The Immigration Act of 1907 furthered the discrimination that was used to keep what was deemed as unwanted peoples out of the United States. While the practice of exclusion based on appearance had simply been a thing of race, mostly meant for the Chinese, now people immigrating into the U.S. could now be kicked out for having any physical or mental disability that according to American standards would mean they were weak. This disabilities as classified by the inspectors who worked on Ellis Island, were often based off of a quick glance at the person as they walked through the line making they were to be officially checked in. Some of these people were given a more extensive examination while others were quickly judged and simply put back onto the ship that they used to travel here. The problem with these examinations is that inspectors were not just trying to protect the American people from diseases they were essentially weeding out those people who they government had defined as undesirable elements. Many of those coming into the U.S. did not have any serious health issues or afflictions that would prevent from living and earning a life in America, they were just targeted because of common stereotypes and beliefs about the mental, physical, and moral standing of certain groups. Another piece of legislation passed this same year provided another road black for immigrants. The Naturalization Act of 1907 stopped immigrants from gaining citizenship my marrying women who were citizens of the United States. Now the status of a woman was connected to her husband and if she married a non-citizen she also would be stripped of her citizenship and labeled as an alien ineligible for citizenship. But, if a man married an immigrant she would automatically become a citizen and maintain this status even after he died. Both of these pieces of legislation acted as legally justification for discrimination within the United States and as way to maintain what people thought to be a supreme American race. But more specifically what the citizen of the United States wanted to be a supreme American white race.

Results

Through the Immigration Act of 1907 and other acts passed before and after it, the people of the United States were able to partially control who was allowed into the country and who was granted the privilege of citizenship. These requirements often changed but for the most part stuck to Western Europeans who would serve as a benefit to society. While America was not able to maintain its idea of the supreme American white race, these immigration acts were able to prolong diversity and temporarily maintain a large Western European majority. These laws also led to the problem of illegal immigration which was unforeseen by the government and the people. By restricting immigration to certain people the government opened the doors for those who were willing to do and pay anything to get into the country. This problem was one that would start in the 1800s and continue until present day changing according to the selected excluded group and increasing and decreasing according to financial times.
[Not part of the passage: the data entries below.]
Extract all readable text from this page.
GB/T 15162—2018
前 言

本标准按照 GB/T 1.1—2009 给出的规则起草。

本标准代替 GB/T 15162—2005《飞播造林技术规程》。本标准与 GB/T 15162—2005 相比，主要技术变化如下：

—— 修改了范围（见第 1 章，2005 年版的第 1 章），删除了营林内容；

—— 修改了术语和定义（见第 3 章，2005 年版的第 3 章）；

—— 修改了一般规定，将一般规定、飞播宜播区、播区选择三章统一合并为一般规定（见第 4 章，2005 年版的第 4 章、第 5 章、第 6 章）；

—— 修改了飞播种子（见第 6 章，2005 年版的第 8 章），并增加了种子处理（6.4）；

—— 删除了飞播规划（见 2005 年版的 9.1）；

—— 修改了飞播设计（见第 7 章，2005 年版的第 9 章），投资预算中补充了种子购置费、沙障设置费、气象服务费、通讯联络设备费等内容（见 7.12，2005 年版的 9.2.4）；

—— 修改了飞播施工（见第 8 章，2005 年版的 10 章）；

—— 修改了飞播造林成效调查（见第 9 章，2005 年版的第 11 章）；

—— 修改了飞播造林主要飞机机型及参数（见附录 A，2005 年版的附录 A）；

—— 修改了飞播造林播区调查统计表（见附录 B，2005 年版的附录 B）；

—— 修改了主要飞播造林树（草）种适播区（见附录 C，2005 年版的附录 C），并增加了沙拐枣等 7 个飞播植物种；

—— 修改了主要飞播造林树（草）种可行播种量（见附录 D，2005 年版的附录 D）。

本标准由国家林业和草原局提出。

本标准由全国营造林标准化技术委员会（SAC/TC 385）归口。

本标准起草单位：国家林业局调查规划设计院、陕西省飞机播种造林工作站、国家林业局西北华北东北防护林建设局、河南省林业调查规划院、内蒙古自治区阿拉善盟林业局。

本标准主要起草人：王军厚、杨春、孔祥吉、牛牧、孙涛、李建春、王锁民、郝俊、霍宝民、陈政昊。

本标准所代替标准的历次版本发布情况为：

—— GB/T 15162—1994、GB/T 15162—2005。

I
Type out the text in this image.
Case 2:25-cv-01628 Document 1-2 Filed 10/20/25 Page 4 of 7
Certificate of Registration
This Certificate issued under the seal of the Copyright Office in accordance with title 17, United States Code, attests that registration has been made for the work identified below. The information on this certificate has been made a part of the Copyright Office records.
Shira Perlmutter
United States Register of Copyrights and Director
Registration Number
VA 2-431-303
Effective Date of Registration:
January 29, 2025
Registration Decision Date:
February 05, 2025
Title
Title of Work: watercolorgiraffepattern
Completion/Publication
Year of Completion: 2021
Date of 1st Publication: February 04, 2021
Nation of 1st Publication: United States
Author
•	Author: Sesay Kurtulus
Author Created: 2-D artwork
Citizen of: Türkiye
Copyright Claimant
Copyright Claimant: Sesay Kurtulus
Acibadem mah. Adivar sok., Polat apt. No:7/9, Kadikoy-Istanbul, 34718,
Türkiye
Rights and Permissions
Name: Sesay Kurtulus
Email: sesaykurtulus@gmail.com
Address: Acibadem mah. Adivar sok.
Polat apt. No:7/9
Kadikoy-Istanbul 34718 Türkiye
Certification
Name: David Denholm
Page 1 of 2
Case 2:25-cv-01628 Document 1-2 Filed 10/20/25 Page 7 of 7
Refrences Cott, Nancy F. Marriage and Women's citizenship in the United States, 1830-1934. The American Histrocial Review. Vol. 103. No. 5. P. 1440-1474. 1998

An Act To Regulate the Immigration of Aliens into the United States'Italic text, 1907. American Society of International Law. The American Journal of International Law, Vol. 1, No. 2.

Ward, Robert DeC. The New Immigration Act. Univeristy of Norther Iowa. The North American Review , Vol. 185, No. 619 p 587-593.

Longmore, Paul K, Umansky, LAuri. The New Disability History, American Perspectives. New York Univeristy press.